Mozambico, Ualalapi



Mozambico, tramonto dietro all'acacia, il cantiere del nuovo ponte sul fiume Zambesi, a Caia. Quasi un anno fa. Quel viaggiare per lavoro, attraversando le cose come vento, quel bruciare in poche ore migliaia di chilometri, febbrilmente, il contrario della lentezza.
Alexander Langer predicava: bisogna essere più lenti, più dolci, più profondi. Probabilmente neanche lui ci riusciva, con tutti i suoi impegni, nessun politico può permetterselo.
Lo Zambesi al tramonto, luce radente su cemento armato e acquitrini, scorrere lento di acqua e tempo, il battito della palpebra di un coccodrillo. Dormito nel villaggio del cantiere, chiuso, recintato, guardie ai cancelli, falene grandi come pipistrelli nei cerchi di luce, assaggiato per una notte quel tipo di esistenza, c'era un tizio che avevo conosciuto che da piccolo aveva vissuto così, aveva trascorso un paio d'anni in Nigeria, al seguito del padre. Com'è la Nigeria? gli avevo chiesto. Aveva risposto: cantiere.

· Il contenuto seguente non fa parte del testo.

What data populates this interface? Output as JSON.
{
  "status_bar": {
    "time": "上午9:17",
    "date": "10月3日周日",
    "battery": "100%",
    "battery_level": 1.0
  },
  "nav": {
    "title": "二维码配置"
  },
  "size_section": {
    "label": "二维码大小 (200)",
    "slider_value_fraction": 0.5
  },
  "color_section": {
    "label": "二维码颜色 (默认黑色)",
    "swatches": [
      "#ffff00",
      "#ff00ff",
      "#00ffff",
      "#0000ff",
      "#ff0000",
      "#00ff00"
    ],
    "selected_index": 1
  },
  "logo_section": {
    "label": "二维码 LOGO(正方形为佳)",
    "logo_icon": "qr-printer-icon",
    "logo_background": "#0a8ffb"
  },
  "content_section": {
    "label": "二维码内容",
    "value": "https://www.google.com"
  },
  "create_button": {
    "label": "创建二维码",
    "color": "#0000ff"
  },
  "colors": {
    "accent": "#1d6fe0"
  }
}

Stasera Fiorella Mannoia nel suo concerto si collegherà con Caia, un altro ponte, invisibile, teso fra l'Italia e quella scheggia di Africa rurale, non è così strano, dopotutto, non più strano degli sms e delle mail che mi sono abituato a scagliare da un punto all'altro del mondo, a volte per niente, solo per dire: "Sono qua."
La Mannoia nella sua intervista diceva le solite cose sull'Occidente e l'Africa, sui nostri aiuti interessati, sul neocolonialismo. Diceva che in Mozambico è stato commesso "il più grande Olocausto", chissà cosa intendeva dire. Sull'Africa tutti si sentono autorizzati a dire la loro, in buona o cattiva fede, usando termini come "Olocausto" che non appartengono alle culture africane, bantu o swahili, in questo caso...

In realtà fu - anche - un paese di grandi guerrieri, come Ngungunhane, il "leone di Gaza", che i portoghesi fecero morire in esilio, alle Azzorre, le cui gesta sono raccontate in un libro sconosciuto e densissimo, come l'incubo da cui mi sono svegliato piangendo, stamattina, l'incubo di mio padre morto, l'incubo di me, di noi che lo seppellivamo, che nascondevamo il suo corpo, sottoterra, in un deserto, che era poi il suo letto, il suo letto matrimoniale, colpevolezza, senso di colpa irrisolto...

Il libro è Ualalapi, di Ungulani Ba Ka Khosa, Aiep editore, 2004 (collana curata da Eleonora Forlani, il romanzo è tradotto dal portoghese da Vincenzo Barca).

- Qual è il significato del sogno?
- Il leone ruggisce nella foresta, Maguigane.
- E le donne, Mabuiau, le donne?

Lo stesso dialogo, le parole di sempre. I gesti di tutti i giorni.
Maguigane si sveglia di soprassalto. Volge ripetutamente lo sguardo intorno. Non vede serpenti. Vede filamenti di luce cadere al suolo. Si solleva sui gomiti. Vede il suo corpo fatto a brandelli dalla luce.